Erkenden yatmış olmak çok iyi gelmişti. Uyandığımda hala hava karanlıktı. Telefonumu şöyle bir yokladım. Yastığın altında bulduğum telefonu elime aldım. Ekran ışığını açtığımda saate baktım ve hala 3.56 olduğunu gördüm. Erkenden uyuyunca gecenin bi yarısı uyanıyordum işte. Kızları uyandırmayı düşündüm. Ama hangisi olduğunu kestiremedigim birisi uyandı.
"Eda?" dedim.
"Dilarayım"
"Eda ne ara ortadan kalktı oraya yattı"
"Ezdi geçti ne kalkması." dedi ve saçlarını karıştırdı.
"Bekle onu uyandıralım"
"Suyun kaldırma kuvveti iyi ki vaar" dedi Dilara haince bir gülümsemeyle.
"Kesinlikle" diyerek onayladım ve kalktım. Çalışma masamın üzerindeki buzlu su dolu sürahiyi aldım. Buzlar erimişti ancak su soğuktu.
"3. 2. 1." dedi ve bende sakince yüzüne ve boynuna dökmeye başladım.
"Allaah yangın fıskiyeleri açıldı!?"
"Çabuk kalkın kızlar. Yanıyoruuuz" diyerek bağırmaya başladı. Dilara bu sırada bizi videoya alıyordu kahkalar eşliğinde.
"Dilara korkudan şoka mı girdin gülmeyi keste kalk yanıyoruz" dedi sonra kafasını sağına çevirince benim elimdeki sürahiyi farketti.
"Ulaan büyüttüm beslediim meğerse yılanmışsınız siz be. Püü reziller" diyip yeniden Yastığın kuru tarafını çevirerek yattı.
"Kalk hadi ya "
"Niye kalkacam kızım yat zıbar işte"
"Salak salak konuşma ya. Kalk hadi işletmeye devam ediyoruz" dedim ikilinin konuşmasına katılarak.
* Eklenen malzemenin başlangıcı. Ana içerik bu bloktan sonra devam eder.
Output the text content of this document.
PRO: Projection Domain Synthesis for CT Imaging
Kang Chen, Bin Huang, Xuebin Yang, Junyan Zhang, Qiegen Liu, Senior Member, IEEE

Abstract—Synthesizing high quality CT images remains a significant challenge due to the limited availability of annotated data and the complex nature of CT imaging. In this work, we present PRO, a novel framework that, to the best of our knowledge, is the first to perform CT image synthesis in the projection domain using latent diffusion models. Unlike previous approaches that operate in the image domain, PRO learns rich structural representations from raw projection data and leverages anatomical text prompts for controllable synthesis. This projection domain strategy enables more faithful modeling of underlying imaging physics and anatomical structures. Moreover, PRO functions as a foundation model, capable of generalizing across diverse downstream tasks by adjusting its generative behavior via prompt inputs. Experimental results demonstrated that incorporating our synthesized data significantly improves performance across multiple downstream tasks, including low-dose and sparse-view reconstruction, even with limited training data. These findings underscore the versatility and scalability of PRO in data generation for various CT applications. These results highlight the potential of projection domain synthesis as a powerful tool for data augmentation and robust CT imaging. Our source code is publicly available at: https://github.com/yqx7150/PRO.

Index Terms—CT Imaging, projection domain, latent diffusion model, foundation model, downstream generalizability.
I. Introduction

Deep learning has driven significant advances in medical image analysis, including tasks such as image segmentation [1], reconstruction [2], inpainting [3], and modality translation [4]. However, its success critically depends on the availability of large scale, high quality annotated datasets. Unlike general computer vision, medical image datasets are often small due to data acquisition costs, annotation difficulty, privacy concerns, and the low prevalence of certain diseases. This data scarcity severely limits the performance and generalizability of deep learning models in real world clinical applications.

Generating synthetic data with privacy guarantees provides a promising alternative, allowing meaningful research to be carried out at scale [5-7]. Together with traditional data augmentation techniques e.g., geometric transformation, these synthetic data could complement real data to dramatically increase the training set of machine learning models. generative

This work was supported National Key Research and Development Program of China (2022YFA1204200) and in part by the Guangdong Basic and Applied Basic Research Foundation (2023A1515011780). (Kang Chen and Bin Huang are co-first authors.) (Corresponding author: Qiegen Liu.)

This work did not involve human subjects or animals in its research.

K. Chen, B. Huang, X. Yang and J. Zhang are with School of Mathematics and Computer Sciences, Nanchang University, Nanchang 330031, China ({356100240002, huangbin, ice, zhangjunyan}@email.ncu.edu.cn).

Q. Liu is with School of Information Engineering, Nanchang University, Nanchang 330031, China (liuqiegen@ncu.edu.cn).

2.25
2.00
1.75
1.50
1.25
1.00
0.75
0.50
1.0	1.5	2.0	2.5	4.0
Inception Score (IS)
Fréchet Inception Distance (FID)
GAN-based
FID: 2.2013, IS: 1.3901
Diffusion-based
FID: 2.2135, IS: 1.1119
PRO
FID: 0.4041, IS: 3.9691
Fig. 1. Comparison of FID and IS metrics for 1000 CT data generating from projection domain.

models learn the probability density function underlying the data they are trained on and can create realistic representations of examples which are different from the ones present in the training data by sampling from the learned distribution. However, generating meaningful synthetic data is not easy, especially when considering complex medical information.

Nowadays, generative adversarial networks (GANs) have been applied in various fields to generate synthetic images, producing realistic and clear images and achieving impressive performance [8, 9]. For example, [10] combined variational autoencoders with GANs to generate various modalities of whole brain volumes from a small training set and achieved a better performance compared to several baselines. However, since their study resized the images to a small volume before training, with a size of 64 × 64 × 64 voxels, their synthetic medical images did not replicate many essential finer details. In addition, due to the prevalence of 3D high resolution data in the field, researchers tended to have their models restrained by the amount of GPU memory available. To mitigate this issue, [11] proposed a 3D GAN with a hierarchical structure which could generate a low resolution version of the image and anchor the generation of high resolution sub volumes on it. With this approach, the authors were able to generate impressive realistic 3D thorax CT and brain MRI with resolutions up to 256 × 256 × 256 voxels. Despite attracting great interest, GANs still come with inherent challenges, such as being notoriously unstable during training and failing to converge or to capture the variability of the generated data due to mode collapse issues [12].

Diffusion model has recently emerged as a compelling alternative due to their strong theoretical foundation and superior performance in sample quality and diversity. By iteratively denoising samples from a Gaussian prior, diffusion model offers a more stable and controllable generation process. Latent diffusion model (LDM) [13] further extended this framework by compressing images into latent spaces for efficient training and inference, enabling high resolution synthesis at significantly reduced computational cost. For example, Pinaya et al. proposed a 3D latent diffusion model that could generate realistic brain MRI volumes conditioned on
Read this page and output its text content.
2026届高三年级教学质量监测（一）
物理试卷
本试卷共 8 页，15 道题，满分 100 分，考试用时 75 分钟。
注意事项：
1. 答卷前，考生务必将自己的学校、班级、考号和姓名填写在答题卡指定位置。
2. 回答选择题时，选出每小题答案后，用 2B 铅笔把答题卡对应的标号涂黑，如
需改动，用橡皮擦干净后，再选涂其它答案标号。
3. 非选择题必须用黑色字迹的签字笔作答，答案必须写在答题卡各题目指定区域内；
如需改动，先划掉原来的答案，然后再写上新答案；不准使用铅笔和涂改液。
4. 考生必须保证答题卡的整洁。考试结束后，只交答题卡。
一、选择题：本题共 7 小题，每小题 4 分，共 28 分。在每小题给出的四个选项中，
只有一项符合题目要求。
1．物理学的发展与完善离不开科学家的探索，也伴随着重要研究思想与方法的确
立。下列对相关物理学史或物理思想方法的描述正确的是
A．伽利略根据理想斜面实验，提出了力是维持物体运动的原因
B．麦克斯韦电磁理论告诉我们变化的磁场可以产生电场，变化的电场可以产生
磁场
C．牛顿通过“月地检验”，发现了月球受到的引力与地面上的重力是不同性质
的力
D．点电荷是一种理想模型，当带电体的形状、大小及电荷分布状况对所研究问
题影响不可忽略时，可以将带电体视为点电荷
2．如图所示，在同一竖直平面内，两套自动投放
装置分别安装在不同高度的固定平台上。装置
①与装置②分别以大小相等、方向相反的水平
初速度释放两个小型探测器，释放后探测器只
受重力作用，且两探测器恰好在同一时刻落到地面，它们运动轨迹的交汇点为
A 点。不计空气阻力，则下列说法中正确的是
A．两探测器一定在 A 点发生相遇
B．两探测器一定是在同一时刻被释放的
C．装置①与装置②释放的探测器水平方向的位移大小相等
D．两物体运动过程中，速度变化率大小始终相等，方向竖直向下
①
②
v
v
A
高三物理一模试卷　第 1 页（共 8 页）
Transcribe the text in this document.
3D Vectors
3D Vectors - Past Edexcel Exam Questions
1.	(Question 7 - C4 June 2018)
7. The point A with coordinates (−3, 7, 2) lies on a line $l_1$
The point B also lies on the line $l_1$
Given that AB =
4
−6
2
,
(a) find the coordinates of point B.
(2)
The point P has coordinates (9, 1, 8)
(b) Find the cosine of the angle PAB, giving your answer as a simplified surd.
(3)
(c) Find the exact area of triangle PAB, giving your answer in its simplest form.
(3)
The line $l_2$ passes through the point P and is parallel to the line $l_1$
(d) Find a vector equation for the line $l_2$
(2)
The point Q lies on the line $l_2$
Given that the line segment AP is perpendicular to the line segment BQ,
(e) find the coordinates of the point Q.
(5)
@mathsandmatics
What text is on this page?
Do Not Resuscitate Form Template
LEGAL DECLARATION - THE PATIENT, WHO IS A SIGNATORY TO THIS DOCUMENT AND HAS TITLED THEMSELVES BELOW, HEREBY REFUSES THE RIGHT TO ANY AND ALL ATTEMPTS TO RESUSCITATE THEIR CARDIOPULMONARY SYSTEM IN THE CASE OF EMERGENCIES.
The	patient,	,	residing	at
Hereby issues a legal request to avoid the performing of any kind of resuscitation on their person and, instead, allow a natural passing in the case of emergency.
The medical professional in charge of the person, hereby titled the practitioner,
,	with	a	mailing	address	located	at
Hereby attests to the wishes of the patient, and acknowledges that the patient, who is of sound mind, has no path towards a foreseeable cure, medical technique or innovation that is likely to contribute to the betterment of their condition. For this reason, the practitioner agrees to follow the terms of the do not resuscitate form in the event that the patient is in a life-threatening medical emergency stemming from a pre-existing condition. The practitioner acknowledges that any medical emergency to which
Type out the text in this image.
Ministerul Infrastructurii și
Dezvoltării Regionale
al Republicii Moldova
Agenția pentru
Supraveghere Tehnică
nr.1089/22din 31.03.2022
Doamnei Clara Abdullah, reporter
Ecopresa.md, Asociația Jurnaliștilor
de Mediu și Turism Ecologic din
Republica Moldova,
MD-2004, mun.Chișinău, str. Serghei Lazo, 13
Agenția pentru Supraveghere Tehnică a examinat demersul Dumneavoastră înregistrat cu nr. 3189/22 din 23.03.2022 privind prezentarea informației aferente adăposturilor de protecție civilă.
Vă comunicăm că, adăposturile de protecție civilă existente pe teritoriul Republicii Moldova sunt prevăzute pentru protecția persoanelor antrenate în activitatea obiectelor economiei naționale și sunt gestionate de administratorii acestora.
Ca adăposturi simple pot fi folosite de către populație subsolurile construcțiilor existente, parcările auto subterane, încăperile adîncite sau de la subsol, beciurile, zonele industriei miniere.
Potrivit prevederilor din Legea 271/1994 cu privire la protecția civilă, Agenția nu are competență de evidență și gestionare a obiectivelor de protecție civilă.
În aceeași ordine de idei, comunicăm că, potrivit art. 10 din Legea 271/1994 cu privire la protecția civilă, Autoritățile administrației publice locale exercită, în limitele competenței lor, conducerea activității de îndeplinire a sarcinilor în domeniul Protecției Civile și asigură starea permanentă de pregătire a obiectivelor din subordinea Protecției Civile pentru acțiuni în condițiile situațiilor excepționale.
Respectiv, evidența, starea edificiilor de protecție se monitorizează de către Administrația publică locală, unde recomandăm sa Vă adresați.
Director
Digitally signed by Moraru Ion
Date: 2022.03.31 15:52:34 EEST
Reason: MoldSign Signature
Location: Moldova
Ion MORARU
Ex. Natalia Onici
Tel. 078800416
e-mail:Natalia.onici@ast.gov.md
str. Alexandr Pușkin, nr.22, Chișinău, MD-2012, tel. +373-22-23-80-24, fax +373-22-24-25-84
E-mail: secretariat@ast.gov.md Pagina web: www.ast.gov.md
"Hee öyle desenize nereden bileyim ne yapacağız " dedi ve yatakta yuvarlanarak dünkü oturduğumuz yere indi. Bizde onunla beraber indik. Benim çalışma masamın altındaki kutuda çikolata ve bisküviler vardı. Üşenip mutfağa gitmediğimde zulamı kullanıyordum.
"Oha!!"
"Ne var lan ne oldu?"
"Abimle ne konuştun anlat hemen"
"Yuh nasıl unuttuk biz onu"
"Dilara bu bizde kafa mı bıraktı sanki"
"Haklısın vallahi " diyip krakerden bir tane attı ağzına.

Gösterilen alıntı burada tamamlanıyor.